In June, Senate lawmakers released a report probing the security failures on Jan. 6 — including the “opaque Capitol Police board processes” that slowed the National Guard request and deployment, among other issues. Earlier this week, William Walker, who served as the top commander for D.C.’s National Guard at the time of the attack, met with the House panel that’s investigating the attack. In March, he testified before a Senate committee, telling lawmakers that then-president Donald Trump’s defense department stymied his calls for National Guard backup.

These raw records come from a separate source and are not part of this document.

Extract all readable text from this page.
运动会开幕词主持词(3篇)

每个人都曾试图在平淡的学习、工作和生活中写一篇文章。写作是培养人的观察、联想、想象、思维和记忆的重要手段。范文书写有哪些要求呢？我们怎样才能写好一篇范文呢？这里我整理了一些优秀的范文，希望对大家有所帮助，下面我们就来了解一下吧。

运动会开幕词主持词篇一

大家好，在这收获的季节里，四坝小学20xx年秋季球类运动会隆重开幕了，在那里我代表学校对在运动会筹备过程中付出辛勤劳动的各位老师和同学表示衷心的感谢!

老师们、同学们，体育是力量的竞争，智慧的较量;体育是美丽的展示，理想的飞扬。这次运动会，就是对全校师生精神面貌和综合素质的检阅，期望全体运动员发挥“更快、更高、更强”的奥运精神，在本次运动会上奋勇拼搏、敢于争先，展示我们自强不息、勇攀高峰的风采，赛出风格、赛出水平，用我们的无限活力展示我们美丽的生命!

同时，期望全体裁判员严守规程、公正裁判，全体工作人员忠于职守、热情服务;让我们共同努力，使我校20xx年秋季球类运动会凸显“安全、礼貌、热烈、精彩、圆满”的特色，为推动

“I have long been concerned that the structure of the Capitol Police Board creates unnecessary delays when swift, decisive action is needed,” Blunt said in a statement Tuesday. “This bipartisan bill addresses a major security challenge that was evident on January 6th, and is part of our ongoing effort to strengthen Capitol security moving forward.”
The bipartisan legislation comes a week after Congress killed a bill that would’ve given the mayor of D.C. the power to call on the National Guard. Originally passed by the House in September, the provision died during House and Senate negotiations for the National Defense Authorization Act. (Unlike in all other states, where the governor controls the state’s National Guard, the president has authority over D.C.’s National Guard.)
The bipartisan agreement Tuesday is one in a series of recent Congressional — and prosecutorial — moves related to the Jan. 6 attack. Also on Tuesday, the House voted to hold former White House chief of staff Mark Meadows in criminal contempt of Congress for defying a subpoena issued by the committee investigating the insurrection. Earlier that afternoon, outside of the Capitol, D.C. Attorney General Karl Racine announced his lawsuit against the Proud Boys and Oath Keepers — two right-wing extremist groups with white nationalist ties and histories of violence — for their involvement in the Jan. 6 insurrection. The suit is seeking damages from both groups and more than 30 individuals accused of having active roles in the attack.